Establishing trust with LGBTQIA+ patients

Kristin Puhl, MD
Education
October 25, 2017
Share
Tweet
Share

For patients who are part of the LGBTQIA+ community, a medical visit can be unexpectedly stressful. LGBTQIA+ people have to keep track of who they’re out to and how out they are, especially if they fit more than one letter of the acronym; some people might know they’re gay, fewer people might know they’re transgender, while some people probably don’t know anything about their private life at all.

Why does this matter to you? Maybe you’re their pulmonologist, or oncologist, or hepatologist. Your role in their care is related to something specific. You’re not their psychiatrist or social worker; you’re not their primary care physician. However, your interactions with patients can still matter much more than you realize.

As a physician, you are imbued with a certain level of social importance. You are expected to be an expert, at least in your field, although patients will often talk to you as though you are an expert in every medical topic that has ever existed. Over time, you may come to take that respect for granted. It’s part of your life, more background noise than anything else. After all, you know you don’t know everything. You know your limitations, and that likely keeps you humble.

And if you forget how much weight patients place on your expertise, you may not realize how big an impact your opinions on non-medical issues can have on your patients.

Patients who come to see you pay attention to how you ask them questions. If you ask, “Who do you live with?” rather than “Do you live with your wife?” it gives the patient a chance to say, “I live with my partner” or “I live with my husband.” It gives them a space to feel more comfortable coming out to you. If you ask, “Are you dating?” rather than “Do you have a boyfriend?”, they can tell you, “Actually, dating isn’t really my thing,” or “I’m seeing a girl.”

The question “Do you sleep with men, women, or both?” was a step forward for care providers when we started asking that. It gave patients more freedom to be honest with providers, but the conversation has changed over the years, and now that question tells patients something very specific about where you’re coming from: it suggests that you assume they’re having sex, and that you think “men” and “women” are the only options for gender. For asexual patients who don’t want to have sex and find their lives complete without it, that can be a signal they shouldn’t come out to you. For patients who are trans or seeing a trans partner, it can suggest that you think that knowing their gender tells you about their genitals and what sexual health and safety counseling is applicable.
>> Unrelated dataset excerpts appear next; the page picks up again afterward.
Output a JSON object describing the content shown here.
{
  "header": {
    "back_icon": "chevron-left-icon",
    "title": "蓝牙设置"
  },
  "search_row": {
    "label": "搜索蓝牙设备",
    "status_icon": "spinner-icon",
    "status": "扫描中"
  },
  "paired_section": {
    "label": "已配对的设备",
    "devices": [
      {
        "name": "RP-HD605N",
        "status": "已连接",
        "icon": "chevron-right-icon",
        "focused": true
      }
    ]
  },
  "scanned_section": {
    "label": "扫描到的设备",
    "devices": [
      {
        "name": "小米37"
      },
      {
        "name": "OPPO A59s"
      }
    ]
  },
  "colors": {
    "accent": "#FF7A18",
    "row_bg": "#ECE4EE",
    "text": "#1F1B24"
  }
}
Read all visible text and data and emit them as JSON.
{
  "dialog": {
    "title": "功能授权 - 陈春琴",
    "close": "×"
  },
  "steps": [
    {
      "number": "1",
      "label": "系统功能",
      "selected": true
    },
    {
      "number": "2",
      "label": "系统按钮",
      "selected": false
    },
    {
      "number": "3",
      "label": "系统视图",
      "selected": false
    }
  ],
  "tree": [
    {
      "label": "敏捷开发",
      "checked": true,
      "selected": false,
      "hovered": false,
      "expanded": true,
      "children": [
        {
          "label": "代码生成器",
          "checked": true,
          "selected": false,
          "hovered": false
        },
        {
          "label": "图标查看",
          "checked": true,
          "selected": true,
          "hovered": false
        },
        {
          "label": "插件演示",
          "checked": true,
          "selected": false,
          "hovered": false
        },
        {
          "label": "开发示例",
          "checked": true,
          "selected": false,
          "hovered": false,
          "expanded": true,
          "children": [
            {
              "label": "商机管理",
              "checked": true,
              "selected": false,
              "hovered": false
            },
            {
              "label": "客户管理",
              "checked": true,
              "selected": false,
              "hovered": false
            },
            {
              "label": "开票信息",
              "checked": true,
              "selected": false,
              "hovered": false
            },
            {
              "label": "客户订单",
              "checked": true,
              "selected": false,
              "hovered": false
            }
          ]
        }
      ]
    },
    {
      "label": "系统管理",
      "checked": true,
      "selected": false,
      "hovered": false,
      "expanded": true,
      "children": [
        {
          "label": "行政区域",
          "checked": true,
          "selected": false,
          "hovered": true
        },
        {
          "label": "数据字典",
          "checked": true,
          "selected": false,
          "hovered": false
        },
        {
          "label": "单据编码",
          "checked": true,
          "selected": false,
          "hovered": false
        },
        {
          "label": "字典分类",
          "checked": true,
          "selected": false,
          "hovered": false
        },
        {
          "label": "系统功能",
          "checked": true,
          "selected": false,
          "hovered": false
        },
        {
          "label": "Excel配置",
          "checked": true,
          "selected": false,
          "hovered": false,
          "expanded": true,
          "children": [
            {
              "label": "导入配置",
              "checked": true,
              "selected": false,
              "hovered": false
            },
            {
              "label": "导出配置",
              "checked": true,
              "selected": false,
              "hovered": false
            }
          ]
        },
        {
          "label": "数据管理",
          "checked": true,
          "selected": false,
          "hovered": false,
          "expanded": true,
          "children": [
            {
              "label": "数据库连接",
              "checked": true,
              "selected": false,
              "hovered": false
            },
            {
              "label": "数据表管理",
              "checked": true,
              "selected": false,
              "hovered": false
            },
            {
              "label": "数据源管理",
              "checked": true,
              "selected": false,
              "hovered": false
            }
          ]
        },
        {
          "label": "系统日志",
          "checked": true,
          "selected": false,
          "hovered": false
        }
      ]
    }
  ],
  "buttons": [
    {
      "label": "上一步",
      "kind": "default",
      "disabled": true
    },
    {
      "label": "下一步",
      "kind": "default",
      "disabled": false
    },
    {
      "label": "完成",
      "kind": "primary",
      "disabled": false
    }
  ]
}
Building a therapeutic relationship doesn’t need to be complicated. It can be as simple as giving your patients a chance to tell you what their life is like. We already put in the time and effort to ask many of these questions; asking about sexual orientation doesn’t necessarily have to be a separate, awkward question.

Asking patients in a slightly different way can yield better information for you. If you’re a gynecologist and your patient is a cisgender woman who mentions her wife, for example, you may think you don’t need to talk about birth control — but asking the patient, “Did you want to discuss contraception?” can open up surprising conversations about the patient, her wife, and what kind of things they hope for or fear. A lesbian patient may be seeing a cisgender woman or a transgender woman; they might be hoping to get pregnant, or she might be afraid of sexual assault and want an IUD for insurance.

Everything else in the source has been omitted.